Not substantively when it comes to international development policy and the Millennium Development Goals. Both Conservative and Liberal governments have been global laggards in this area – especially when compared to a country like the UK, where the Conservative, Labour and Liberal parties are all strongly committed to international development.

Roméo Dallaire

Current Conservative foreign policy is vastly different from Liberal foreign policy. It could be argued that Canada has never witnessed such a significant foreign policy shift in such a short time frame.

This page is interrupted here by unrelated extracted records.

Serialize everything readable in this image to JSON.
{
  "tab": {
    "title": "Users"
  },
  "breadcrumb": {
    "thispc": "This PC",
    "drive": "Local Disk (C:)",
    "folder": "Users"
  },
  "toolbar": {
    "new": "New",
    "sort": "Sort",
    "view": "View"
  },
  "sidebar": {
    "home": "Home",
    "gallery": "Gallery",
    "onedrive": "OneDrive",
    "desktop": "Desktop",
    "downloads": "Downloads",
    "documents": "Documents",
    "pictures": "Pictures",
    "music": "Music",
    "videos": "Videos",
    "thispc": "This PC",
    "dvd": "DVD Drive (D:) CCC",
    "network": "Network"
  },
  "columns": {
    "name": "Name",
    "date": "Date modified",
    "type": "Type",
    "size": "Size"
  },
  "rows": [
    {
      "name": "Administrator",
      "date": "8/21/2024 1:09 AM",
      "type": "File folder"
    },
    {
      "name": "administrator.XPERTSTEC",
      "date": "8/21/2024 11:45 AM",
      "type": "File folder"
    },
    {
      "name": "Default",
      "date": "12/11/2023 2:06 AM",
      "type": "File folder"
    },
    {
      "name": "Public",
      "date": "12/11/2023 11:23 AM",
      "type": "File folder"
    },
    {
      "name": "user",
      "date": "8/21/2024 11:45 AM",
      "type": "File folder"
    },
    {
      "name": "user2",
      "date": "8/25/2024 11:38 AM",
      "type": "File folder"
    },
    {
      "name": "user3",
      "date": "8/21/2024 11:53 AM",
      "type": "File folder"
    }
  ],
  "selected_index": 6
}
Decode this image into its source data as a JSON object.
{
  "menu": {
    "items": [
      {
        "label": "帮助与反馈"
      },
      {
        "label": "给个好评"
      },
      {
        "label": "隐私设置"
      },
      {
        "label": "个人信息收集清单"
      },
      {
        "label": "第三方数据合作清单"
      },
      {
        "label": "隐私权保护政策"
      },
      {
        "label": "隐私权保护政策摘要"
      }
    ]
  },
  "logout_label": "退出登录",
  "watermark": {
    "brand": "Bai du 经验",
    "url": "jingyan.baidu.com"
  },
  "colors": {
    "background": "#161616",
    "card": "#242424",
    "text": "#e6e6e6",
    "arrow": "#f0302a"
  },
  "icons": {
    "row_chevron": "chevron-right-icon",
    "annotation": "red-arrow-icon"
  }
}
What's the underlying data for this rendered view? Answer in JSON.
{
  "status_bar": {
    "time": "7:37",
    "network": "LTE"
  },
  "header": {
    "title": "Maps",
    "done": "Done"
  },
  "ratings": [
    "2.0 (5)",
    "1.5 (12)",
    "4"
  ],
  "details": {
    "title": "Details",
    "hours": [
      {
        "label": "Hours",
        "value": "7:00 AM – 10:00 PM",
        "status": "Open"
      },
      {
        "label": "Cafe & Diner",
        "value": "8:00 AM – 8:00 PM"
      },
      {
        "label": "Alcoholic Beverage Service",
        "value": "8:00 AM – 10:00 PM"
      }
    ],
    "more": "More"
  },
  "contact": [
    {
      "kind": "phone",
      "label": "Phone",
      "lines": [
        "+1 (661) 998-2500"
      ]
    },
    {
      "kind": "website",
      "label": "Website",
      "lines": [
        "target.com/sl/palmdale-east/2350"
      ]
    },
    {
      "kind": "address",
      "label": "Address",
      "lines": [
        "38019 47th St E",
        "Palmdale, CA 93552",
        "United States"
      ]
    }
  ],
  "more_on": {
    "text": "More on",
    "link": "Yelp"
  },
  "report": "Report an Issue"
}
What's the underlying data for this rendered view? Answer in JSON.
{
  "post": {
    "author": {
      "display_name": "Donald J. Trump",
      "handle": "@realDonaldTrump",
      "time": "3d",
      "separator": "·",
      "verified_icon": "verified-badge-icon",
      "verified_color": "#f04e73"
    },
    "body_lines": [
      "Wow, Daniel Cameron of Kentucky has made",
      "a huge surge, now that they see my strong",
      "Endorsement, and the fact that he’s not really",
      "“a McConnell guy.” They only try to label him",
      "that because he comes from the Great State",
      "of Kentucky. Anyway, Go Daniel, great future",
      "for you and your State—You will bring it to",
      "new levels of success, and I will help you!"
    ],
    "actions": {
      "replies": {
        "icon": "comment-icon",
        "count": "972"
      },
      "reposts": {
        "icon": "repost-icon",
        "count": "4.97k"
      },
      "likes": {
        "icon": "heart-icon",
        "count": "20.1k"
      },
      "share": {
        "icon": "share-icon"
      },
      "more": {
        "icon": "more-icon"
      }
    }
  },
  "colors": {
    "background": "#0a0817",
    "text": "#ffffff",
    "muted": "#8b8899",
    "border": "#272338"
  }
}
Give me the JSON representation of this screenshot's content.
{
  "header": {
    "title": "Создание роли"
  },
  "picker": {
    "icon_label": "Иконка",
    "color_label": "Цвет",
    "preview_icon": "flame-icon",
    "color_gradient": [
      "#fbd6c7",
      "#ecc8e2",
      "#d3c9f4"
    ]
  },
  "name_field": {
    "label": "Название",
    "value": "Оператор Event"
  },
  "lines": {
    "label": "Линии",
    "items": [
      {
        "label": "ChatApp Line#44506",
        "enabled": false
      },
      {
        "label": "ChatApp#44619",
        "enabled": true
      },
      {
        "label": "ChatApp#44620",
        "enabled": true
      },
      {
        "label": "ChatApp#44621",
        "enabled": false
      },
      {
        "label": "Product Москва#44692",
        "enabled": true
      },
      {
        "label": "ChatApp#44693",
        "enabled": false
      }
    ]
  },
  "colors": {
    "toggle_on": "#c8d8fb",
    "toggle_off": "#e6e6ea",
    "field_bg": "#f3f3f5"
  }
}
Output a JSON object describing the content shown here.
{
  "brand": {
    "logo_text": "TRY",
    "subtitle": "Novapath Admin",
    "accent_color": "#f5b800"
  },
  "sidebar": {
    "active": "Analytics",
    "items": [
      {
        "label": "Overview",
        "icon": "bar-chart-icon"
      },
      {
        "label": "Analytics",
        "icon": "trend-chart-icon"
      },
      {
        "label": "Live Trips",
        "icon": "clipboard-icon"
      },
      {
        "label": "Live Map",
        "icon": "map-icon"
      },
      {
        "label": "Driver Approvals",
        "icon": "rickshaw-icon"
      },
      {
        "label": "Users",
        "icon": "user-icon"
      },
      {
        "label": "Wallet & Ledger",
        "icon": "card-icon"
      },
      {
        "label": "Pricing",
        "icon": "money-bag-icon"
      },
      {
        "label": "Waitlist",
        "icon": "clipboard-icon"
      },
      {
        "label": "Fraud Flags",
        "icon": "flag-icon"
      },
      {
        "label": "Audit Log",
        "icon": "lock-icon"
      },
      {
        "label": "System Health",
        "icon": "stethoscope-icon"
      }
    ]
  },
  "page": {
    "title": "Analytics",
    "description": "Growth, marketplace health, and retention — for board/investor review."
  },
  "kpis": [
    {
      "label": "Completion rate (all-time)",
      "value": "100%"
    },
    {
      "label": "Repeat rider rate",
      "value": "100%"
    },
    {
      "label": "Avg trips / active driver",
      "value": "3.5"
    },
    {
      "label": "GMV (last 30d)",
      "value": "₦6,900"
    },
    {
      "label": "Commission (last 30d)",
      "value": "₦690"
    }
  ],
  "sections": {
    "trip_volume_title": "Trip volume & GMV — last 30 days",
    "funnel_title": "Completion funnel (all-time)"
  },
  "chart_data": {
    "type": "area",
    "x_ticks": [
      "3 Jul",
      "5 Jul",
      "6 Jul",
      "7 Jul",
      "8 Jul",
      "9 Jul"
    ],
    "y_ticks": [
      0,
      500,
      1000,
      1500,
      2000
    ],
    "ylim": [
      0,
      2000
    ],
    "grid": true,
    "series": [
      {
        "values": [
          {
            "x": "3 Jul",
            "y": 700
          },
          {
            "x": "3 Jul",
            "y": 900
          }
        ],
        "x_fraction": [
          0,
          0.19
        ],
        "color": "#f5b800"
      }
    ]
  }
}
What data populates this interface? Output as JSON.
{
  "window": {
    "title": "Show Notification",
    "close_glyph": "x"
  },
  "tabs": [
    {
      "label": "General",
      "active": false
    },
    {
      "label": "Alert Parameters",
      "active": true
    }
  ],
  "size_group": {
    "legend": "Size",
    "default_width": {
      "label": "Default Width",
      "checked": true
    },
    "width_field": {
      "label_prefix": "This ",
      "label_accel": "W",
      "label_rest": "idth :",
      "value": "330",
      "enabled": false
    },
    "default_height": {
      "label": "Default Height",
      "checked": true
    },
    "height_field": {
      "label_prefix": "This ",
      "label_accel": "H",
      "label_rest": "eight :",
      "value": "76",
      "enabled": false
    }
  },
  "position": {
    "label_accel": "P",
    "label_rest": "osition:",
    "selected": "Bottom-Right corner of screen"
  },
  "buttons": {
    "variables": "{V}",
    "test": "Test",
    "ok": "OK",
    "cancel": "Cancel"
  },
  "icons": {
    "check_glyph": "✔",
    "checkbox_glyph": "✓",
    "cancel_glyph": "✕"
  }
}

Africa is no longer on Canada’s foreign policy radar, the Responsibility to Protect and human security have been totally erased from the lexicon of Canadian officials – despite our important role in the current NATO mission in Libya – and much needed funding for our country’s diplomatic corps has all but dried up.  Canada for the first time lost a seat on the UN Security Council because many countries were wary of our new foreign policy direction.  By ignoring the world’s most troubled continent and showing too little of our national will to intervene to protect civilians from genocidal regimes, Canada has lost a good portion of its soft power, including our leadership on human security and our ability to directly affect international issues of peace and security without a seat on the Security Council.

 

John Curtis

Yes, in terms of tone and to some extent direction; foreign policy on close examination tends to be bipartisan as it reflects in the end domestic interests, which don’t change all that much over the years.

There’s still the focus on the United States as Canada’s number 1 priority but with a slight tilt to more militarism and less expressed interest in Africa compared to Latin America or South Asia.

We’re a little less constructive on multilateral governance concerning international political arrangements, trade, or development but slightly more on international financial governance…all slight shifts of emphasis but not dramatic with the possible exception of the Arab-Israeli situation, where rhetoric has been more evident than policy change as such.